When Samantha “Sami” Foulk ’22 applied for a Student International Initiative Fund (SIIF) grant before beginning her study abroad experience in Spain, the occasional surfer knew she wanted to explore the culture and history of the sport on the coasts of Europe. The sociology major and Seattle, Wash.-native also wanted to expand her worldview through the sport’s fan base.
Through a SIIF grant, Foulk traveled seven hours to Peniche, Portugal where she received a global perspective attending the ninth stop on the World Surf League (WSL) Championship Tour. “I was able to enjoy the surfing competition while focusing on language and cultural aspects, from getting to know people in my hostel to the overall environment of the competition.”
At her hostel, Foulk met travelers from Brazil, Australia, New Zealand and other international destinations who came to watch the competition. She spoke to fans and surfers throughout the weekend, switching from English to Spanish and even attempting Portuguese.

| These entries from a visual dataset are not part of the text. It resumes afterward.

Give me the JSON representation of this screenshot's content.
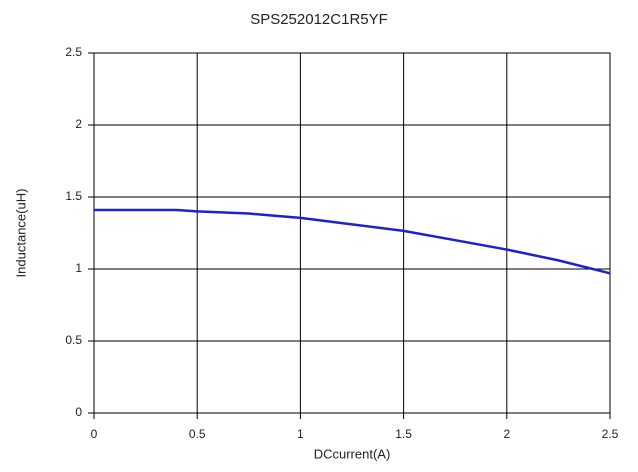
{
  "chart_data": {
    "type": "line",
    "title": "SPS252012C1R5YF",
    "x_label": "DCcurrent(A)",
    "y_label": "Inductance(uH)",
    "x": [
      0,
      0.25,
      0.4,
      0.5,
      0.75,
      1,
      1.25,
      1.5,
      1.75,
      2,
      2.25,
      2.5
    ],
    "series": [
      {
        "name": "Inductance",
        "color": "#1f1fd6",
        "values": [
          1.41,
          1.41,
          1.41,
          1.4,
          1.385,
          1.355,
          1.31,
          1.265,
          1.2,
          1.135,
          1.06,
          0.97
        ]
      }
    ],
    "xlim": [
      0,
      2.5
    ],
    "xticks": [
      0,
      0.5,
      1,
      1.5,
      2,
      2.5
    ],
    "ylim": [
      0,
      2.5
    ],
    "yticks": [
      0,
      0.5,
      1,
      1.5,
      2,
      2.5
    ],
    "grid": true
  }
}
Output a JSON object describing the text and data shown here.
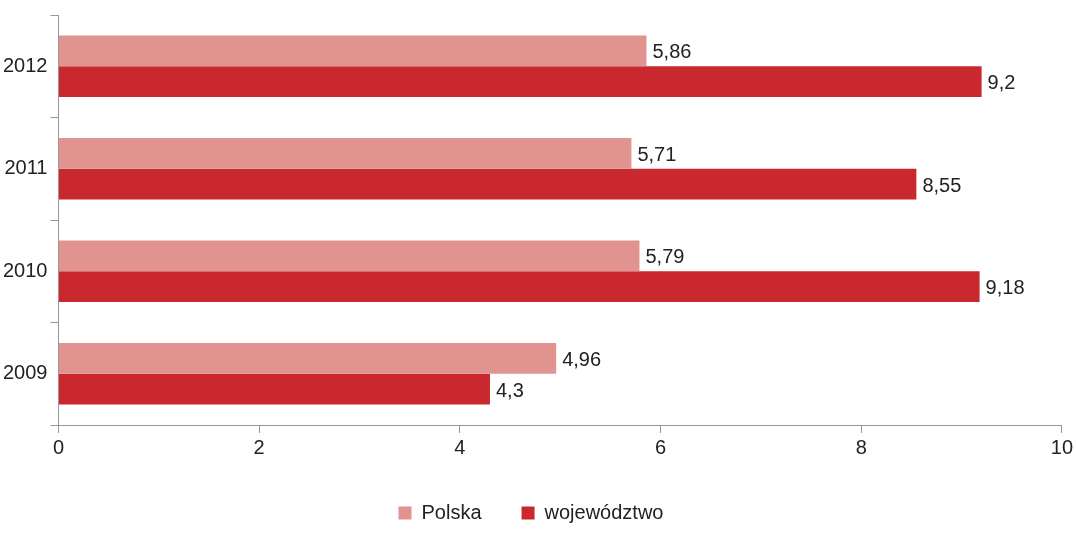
{
  "chart_data": {
    "type": "bar",
    "orientation": "horizontal",
    "categories": [
      "2012",
      "2011",
      "2010",
      "2009"
    ],
    "series": [
      {
        "name": "województwo",
        "color": "#c9282e",
        "values": [
          9.2,
          8.55,
          9.18,
          4.3
        ],
        "value_labels": [
          "9,2",
          "8,55",
          "9,18",
          "4,3"
        ]
      },
      {
        "name": "Polska",
        "color": "#e0938f",
        "values": [
          5.86,
          5.71,
          5.79,
          4.96
        ],
        "value_labels": [
          "5,86",
          "5,71",
          "5,79",
          "4,96"
        ]
      }
    ],
    "xlim": [
      0,
      10
    ],
    "xticks": [
      0,
      2,
      4,
      6,
      8,
      10
    ],
    "grid": false,
    "legend": "bottom"
  }
}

“Nearly everything about that weekend was priceless,” she says. “We spent the day watching the best surfing in the world with some of the most endearing and funny people I had ever been around, watching the reaction of the crowd and the champs, and then celebrating back at the hostel with stone-cooked pizza and endless conversation.”
In retrospect, Foulk believes that the competition provided an ideal environment for her questions. “Competitive surfing is the only sport I can think of that celebrates and respects surfers from any country that offers swells. The athletes may be fierce when competing, but out of the water they get along as if they were family,” she says.
Foulk says her experience helped her gain a deeper cultural understanding of the role of the sport in bringing together an increasingly global world. “The celebration of sports has always been a world-wide language,” she says. “The mutual love for surfing allowed me to befriend new people from many continents.”